The combination of language grouping and MoE is highly natural: Compared to one adapter per language (X-MOD) or one model per language (X-ELM), language group-based MoE offers the optimal balance between parameter efficiency and performance.
The dynamic adaptation design is valuable for practical deployment: Adding new languages does not require retraining the entire model, but only copying and fine-tuning the nearest expert.
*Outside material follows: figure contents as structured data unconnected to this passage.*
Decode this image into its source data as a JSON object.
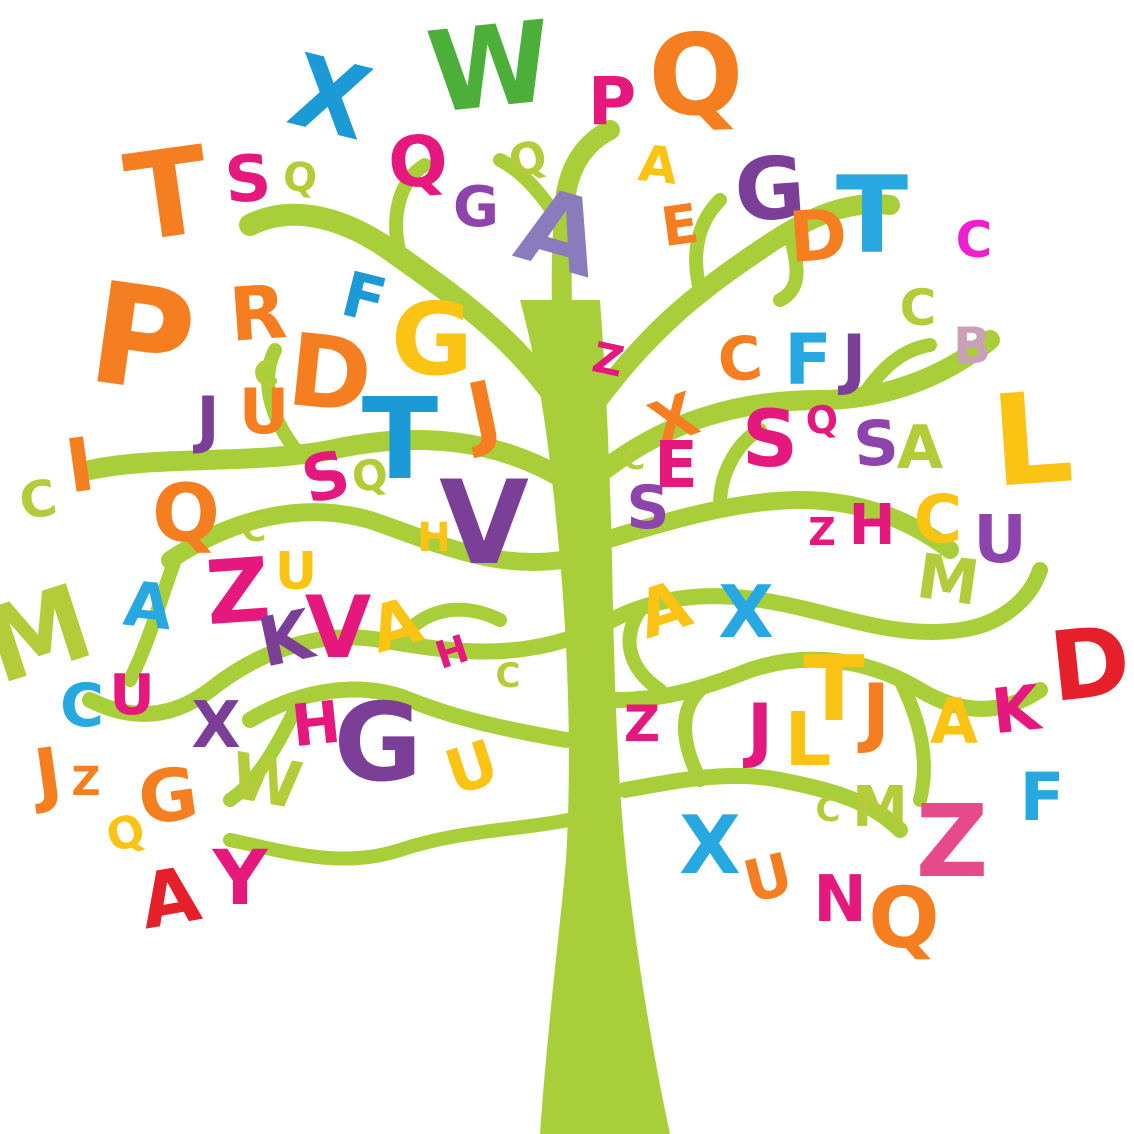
{
  "colors": {
    "tree": "#a8cf3a",
    "background": "#ffffff",
    "palette": {
      "orange": "#f57e20",
      "magenta": "#e5197d",
      "pink": "#e64a8b",
      "purple": "#7b3f98",
      "violet": "#8e44ad",
      "blue": "#1b9ad6",
      "sky": "#28a8e0",
      "green": "#4caf3a",
      "lime": "#b5cc3a",
      "yellow": "#fbc313",
      "red": "#e5202b",
      "lilac": "#8a7bbd",
      "rose": "#c9a0b8",
      "fuchsia": "#ee1fcf"
    }
  },
  "letters": [
    {
      "char": "P",
      "color": "orange"
    },
    {
      "char": "T",
      "color": "orange"
    },
    {
      "char": "S",
      "color": "magenta"
    },
    {
      "char": "Q",
      "color": "lime"
    },
    {
      "char": "X",
      "color": "blue"
    },
    {
      "char": "W",
      "color": "green"
    },
    {
      "char": "Q",
      "color": "magenta"
    },
    {
      "char": "P",
      "color": "magenta"
    },
    {
      "char": "Q",
      "color": "orange"
    },
    {
      "char": "Q",
      "color": "lime"
    },
    {
      "char": "A",
      "color": "yellow"
    },
    {
      "char": "G",
      "color": "violet"
    },
    {
      "char": "T",
      "color": "sky"
    },
    {
      "char": "C",
      "color": "fuchsia"
    },
    {
      "char": "G",
      "color": "purple"
    },
    {
      "char": "A",
      "color": "lilac"
    },
    {
      "char": "E",
      "color": "orange"
    },
    {
      "char": "D",
      "color": "orange"
    },
    {
      "char": "P",
      "color": "magenta"
    },
    {
      "char": "R",
      "color": "orange"
    },
    {
      "char": "F",
      "color": "blue"
    },
    {
      "char": "D",
      "color": "orange"
    },
    {
      "char": "G",
      "color": "yellow"
    },
    {
      "char": "C",
      "color": "lime"
    },
    {
      "char": "B",
      "color": "rose"
    },
    {
      "char": "C",
      "color": "orange"
    },
    {
      "char": "F",
      "color": "sky"
    },
    {
      "char": "J",
      "color": "purple"
    },
    {
      "char": "Z",
      "color": "magenta"
    },
    {
      "char": "I",
      "color": "orange"
    },
    {
      "char": "C",
      "color": "lime"
    },
    {
      "char": "J",
      "color": "purple"
    },
    {
      "char": "U",
      "color": "orange"
    },
    {
      "char": "C",
      "color": "lime"
    },
    {
      "char": "J",
      "color": "orange"
    },
    {
      "char": "T",
      "color": "blue"
    },
    {
      "char": "X",
      "color": "orange"
    },
    {
      "char": "S",
      "color": "magenta"
    },
    {
      "char": "Q",
      "color": "lime"
    },
    {
      "char": "S",
      "color": "violet"
    },
    {
      "char": "A",
      "color": "lime"
    },
    {
      "char": "L",
      "color": "yellow"
    },
    {
      "char": "S",
      "color": "violet"
    },
    {
      "char": "Q",
      "color": "magenta"
    },
    {
      "char": "V",
      "color": "purple"
    },
    {
      "char": "C",
      "color": "lime"
    },
    {
      "char": "E",
      "color": "magenta"
    },
    {
      "char": "S",
      "color": "magenta"
    },
    {
      "char": "Q",
      "color": "orange"
    },
    {
      "char": "C",
      "color": "lime"
    },
    {
      "char": "H",
      "color": "yellow"
    },
    {
      "char": "S",
      "color": "violet"
    },
    {
      "char": "Z",
      "color": "magenta"
    },
    {
      "char": "H",
      "color": "magenta"
    },
    {
      "char": "C",
      "color": "yellow"
    },
    {
      "char": "U",
      "color": "violet"
    },
    {
      "char": "M",
      "color": "lime"
    },
    {
      "char": "M",
      "color": "lime"
    },
    {
      "char": "A",
      "color": "sky"
    },
    {
      "char": "Z",
      "color": "magenta"
    },
    {
      "char": "U",
      "color": "yellow"
    },
    {
      "char": "K",
      "color": "purple"
    },
    {
      "char": "V",
      "color": "magenta"
    },
    {
      "char": "A",
      "color": "yellow"
    },
    {
      "char": "H",
      "color": "magenta"
    },
    {
      "char": "C",
      "color": "lime"
    },
    {
      "char": "A",
      "color": "yellow"
    },
    {
      "char": "X",
      "color": "sky"
    },
    {
      "char": "D",
      "color": "red"
    },
    {
      "char": "C",
      "color": "sky"
    },
    {
      "char": "U",
      "color": "magenta"
    },
    {
      "char": "T",
      "color": "yellow"
    },
    {
      "char": "J",
      "color": "orange"
    },
    {
      "char": "A",
      "color": "yellow"
    },
    {
      "char": "K",
      "color": "magenta"
    },
    {
      "char": "X",
      "color": "purple"
    },
    {
      "char": "H",
      "color": "magenta"
    },
    {
      "char": "G",
      "color": "purple"
    },
    {
      "char": "Z",
      "color": "magenta"
    },
    {
      "char": "J",
      "color": "magenta"
    },
    {
      "char": "L",
      "color": "yellow"
    },
    {
      "char": "J",
      "color": "orange"
    },
    {
      "char": "Z",
      "color": "orange"
    },
    {
      "char": "G",
      "color": "orange"
    },
    {
      "char": "W",
      "color": "lime"
    },
    {
      "char": "U",
      "color": "yellow"
    },
    {
      "char": "C",
      "color": "lime"
    },
    {
      "char": "M",
      "color": "lime"
    },
    {
      "char": "Z",
      "color": "pink"
    },
    {
      "char": "F",
      "color": "sky"
    },
    {
      "char": "Q",
      "color": "yellow"
    },
    {
      "char": "A",
      "color": "red"
    },
    {
      "char": "Y",
      "color": "magenta"
    },
    {
      "char": "X",
      "color": "sky"
    },
    {
      "char": "U",
      "color": "orange"
    },
    {
      "char": "N",
      "color": "magenta"
    },
    {
      "char": "Q",
      "color": "orange"
    }
  ]
}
Limitations & Future Work¶

The number of groups \(K\) is a hyperparameter: It must be manually selected, and different models/language sets may require different values of \(K\).
Routing relies on language classification: Although explicit language IDs are not required, the router's training is essentially language group classification.
Validated only on small models: Primarily BLOOM-560M and Gemma-2B; no experiments were conducted on models larger than 7B.
Fixed language groups: The group structures cannot be dynamically adjusted (e.g., merged or split) after training.
No comparison with the latest MoE routing strategies: Such as ST-MoE or the load balancing of Switch Transformer.
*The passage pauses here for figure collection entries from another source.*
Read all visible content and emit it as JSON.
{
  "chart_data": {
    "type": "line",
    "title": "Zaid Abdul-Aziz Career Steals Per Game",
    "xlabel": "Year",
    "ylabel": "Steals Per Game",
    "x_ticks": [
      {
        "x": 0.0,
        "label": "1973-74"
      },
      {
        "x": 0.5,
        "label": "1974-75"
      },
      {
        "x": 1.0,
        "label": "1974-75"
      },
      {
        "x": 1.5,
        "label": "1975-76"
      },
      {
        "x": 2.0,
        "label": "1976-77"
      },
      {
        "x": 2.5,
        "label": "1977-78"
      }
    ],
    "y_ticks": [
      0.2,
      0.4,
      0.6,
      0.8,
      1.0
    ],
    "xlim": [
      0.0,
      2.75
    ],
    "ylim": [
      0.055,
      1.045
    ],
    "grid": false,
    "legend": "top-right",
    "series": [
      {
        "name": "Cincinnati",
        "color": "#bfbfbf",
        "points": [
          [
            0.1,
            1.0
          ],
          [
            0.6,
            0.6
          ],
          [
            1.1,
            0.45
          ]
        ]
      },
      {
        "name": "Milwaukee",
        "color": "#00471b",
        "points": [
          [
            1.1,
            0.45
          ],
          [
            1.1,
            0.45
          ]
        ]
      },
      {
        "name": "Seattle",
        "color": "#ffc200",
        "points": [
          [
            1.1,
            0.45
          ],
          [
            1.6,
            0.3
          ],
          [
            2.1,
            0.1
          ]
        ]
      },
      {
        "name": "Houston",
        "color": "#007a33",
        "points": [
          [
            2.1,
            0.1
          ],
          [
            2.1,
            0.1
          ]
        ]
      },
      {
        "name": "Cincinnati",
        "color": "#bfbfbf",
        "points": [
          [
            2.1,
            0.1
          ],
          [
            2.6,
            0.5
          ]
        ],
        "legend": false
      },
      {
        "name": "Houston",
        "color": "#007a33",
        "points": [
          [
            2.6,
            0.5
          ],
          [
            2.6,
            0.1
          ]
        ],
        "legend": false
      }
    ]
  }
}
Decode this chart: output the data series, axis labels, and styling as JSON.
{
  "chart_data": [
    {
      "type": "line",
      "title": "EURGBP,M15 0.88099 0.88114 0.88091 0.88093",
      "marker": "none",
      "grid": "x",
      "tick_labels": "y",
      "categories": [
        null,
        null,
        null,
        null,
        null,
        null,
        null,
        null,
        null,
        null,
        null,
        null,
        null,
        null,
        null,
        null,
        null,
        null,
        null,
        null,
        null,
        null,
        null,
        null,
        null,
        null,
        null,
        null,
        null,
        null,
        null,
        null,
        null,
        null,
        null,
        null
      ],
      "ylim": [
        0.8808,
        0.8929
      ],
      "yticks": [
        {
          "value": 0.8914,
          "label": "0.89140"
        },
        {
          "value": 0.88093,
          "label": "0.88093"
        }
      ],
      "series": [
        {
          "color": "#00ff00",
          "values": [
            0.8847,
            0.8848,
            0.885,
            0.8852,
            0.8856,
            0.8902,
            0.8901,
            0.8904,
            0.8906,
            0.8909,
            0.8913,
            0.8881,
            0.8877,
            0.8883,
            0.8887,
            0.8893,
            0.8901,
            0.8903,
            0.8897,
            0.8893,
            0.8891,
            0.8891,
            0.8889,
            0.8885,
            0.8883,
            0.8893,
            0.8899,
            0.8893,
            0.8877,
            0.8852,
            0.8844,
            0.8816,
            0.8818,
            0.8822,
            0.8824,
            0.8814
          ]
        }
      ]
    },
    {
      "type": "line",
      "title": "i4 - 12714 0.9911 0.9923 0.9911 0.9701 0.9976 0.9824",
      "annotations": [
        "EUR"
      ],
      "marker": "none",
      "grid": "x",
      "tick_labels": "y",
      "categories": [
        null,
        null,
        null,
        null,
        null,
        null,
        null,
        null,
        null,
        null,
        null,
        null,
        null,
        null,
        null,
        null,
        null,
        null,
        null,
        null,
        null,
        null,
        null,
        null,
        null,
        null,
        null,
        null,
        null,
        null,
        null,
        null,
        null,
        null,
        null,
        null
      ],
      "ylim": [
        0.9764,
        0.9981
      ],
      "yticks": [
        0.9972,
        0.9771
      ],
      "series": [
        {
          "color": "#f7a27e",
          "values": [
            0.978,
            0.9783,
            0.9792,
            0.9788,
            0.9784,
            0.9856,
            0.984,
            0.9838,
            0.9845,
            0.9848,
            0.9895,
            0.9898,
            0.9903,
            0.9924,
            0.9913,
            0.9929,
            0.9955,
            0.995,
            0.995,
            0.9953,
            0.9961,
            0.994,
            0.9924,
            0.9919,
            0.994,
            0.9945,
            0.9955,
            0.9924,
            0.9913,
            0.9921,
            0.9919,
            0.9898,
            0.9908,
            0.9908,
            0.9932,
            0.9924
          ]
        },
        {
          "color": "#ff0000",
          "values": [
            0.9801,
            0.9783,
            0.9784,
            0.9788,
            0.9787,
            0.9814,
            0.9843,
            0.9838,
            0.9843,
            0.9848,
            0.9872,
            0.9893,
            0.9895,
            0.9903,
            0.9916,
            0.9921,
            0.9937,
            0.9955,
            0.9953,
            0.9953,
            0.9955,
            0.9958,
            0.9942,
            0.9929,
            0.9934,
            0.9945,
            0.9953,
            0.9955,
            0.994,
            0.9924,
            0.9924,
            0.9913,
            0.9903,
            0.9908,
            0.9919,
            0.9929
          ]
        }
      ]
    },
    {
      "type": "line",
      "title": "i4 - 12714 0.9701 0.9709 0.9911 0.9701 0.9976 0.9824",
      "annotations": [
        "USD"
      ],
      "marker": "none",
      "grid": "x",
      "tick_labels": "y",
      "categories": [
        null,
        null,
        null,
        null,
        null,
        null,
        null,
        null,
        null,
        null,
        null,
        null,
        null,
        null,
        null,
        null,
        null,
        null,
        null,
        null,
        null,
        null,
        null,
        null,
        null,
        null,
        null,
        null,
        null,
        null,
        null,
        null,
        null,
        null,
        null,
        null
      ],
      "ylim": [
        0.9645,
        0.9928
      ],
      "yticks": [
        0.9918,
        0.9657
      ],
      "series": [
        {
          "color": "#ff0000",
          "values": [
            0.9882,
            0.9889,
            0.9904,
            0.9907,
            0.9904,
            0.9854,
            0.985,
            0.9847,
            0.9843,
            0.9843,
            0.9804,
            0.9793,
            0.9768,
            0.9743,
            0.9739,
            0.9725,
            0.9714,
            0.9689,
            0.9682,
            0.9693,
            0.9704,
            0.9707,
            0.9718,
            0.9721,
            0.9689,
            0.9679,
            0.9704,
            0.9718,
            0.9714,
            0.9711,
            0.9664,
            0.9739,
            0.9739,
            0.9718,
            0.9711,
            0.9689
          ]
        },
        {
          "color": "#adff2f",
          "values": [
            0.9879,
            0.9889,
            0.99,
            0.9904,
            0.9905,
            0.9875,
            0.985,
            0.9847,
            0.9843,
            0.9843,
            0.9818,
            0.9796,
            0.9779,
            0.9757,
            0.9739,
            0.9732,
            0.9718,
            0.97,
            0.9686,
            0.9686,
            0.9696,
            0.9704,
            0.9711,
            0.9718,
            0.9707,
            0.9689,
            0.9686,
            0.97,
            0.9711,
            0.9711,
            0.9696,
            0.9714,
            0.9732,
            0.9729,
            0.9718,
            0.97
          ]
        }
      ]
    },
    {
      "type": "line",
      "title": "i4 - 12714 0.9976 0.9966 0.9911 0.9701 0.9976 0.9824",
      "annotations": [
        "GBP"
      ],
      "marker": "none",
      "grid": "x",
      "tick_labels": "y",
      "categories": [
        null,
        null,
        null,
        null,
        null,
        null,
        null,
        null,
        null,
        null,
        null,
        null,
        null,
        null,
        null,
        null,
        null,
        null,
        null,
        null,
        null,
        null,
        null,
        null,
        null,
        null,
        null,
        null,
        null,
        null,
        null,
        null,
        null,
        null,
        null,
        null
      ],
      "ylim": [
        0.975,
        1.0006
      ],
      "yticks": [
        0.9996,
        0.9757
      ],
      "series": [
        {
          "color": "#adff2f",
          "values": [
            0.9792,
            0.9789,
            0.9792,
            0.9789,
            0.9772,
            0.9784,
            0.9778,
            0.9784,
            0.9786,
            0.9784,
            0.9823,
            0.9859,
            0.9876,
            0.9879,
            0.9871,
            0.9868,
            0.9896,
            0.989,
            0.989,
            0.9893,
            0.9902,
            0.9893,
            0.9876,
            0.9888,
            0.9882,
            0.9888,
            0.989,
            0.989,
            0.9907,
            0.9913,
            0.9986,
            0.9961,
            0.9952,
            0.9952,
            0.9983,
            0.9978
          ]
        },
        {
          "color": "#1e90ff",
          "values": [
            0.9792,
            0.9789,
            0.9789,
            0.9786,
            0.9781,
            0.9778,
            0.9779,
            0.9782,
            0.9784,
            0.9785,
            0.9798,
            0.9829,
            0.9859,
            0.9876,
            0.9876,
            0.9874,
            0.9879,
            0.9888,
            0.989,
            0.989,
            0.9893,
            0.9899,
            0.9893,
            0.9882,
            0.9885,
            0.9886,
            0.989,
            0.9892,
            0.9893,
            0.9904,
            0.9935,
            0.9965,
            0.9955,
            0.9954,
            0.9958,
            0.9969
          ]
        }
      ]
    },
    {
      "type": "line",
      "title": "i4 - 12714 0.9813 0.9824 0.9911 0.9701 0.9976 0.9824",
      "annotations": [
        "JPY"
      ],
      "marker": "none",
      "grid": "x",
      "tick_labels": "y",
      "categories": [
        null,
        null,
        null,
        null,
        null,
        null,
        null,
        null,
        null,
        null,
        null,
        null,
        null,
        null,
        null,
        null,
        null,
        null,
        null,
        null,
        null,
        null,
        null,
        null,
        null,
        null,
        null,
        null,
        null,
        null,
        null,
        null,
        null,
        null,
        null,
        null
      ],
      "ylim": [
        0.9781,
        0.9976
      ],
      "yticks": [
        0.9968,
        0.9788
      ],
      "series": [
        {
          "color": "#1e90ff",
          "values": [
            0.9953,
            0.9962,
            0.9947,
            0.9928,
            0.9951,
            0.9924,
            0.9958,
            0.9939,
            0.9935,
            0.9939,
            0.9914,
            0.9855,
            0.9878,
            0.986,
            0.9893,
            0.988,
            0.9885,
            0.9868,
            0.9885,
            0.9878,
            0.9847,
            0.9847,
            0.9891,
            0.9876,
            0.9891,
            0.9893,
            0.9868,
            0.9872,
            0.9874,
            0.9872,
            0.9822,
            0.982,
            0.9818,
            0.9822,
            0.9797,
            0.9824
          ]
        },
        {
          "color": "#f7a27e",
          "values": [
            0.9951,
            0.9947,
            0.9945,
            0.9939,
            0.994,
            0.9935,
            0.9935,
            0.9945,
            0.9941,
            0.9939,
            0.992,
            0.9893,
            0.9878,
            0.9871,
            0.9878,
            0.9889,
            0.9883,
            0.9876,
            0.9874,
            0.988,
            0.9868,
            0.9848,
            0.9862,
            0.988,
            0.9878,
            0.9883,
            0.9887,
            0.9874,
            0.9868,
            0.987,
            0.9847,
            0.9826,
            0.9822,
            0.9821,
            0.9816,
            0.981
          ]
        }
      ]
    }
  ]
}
vs X-MOD (Pfeiffer et al., 2022): X-MOD assigns one adapter per language and requires language IDs, whereas DMoE assigns one expert per group with automatic routing.
vs X-ELM (Blevins et al., 2024): X-ELM trains a full model for each group, whereas DMoE shares most parameters and only expands key layers, achieving 5x+ higher parameter efficiency.
vs Branch-Train-Mix (Sukhbaatar et al., 2024): BTM employs domain branches, whereas DMoE utilizes language branches + dynamic layer selection.

Rating¶

Novelty: ⭐⭐⭐⭐⭐ Quantifying language similarity with parameter deviation + selective MoE expansion; the idea is precise and elegant.
Experimental Thoroughness: ⭐⭐⭐⭐ Covering 18–128 languages + multiple models + multiple grouping strategy ablations, though the model scales are relatively small.
Writing Quality: ⭐⭐⭐⭐ Clearly described method, with an intuitive three-step flowchart in Figure 2.
Value: ⭐⭐⭐⭐⭐ Holds direct practical value for the capacity expansion and language specialization of multilingual LLMs.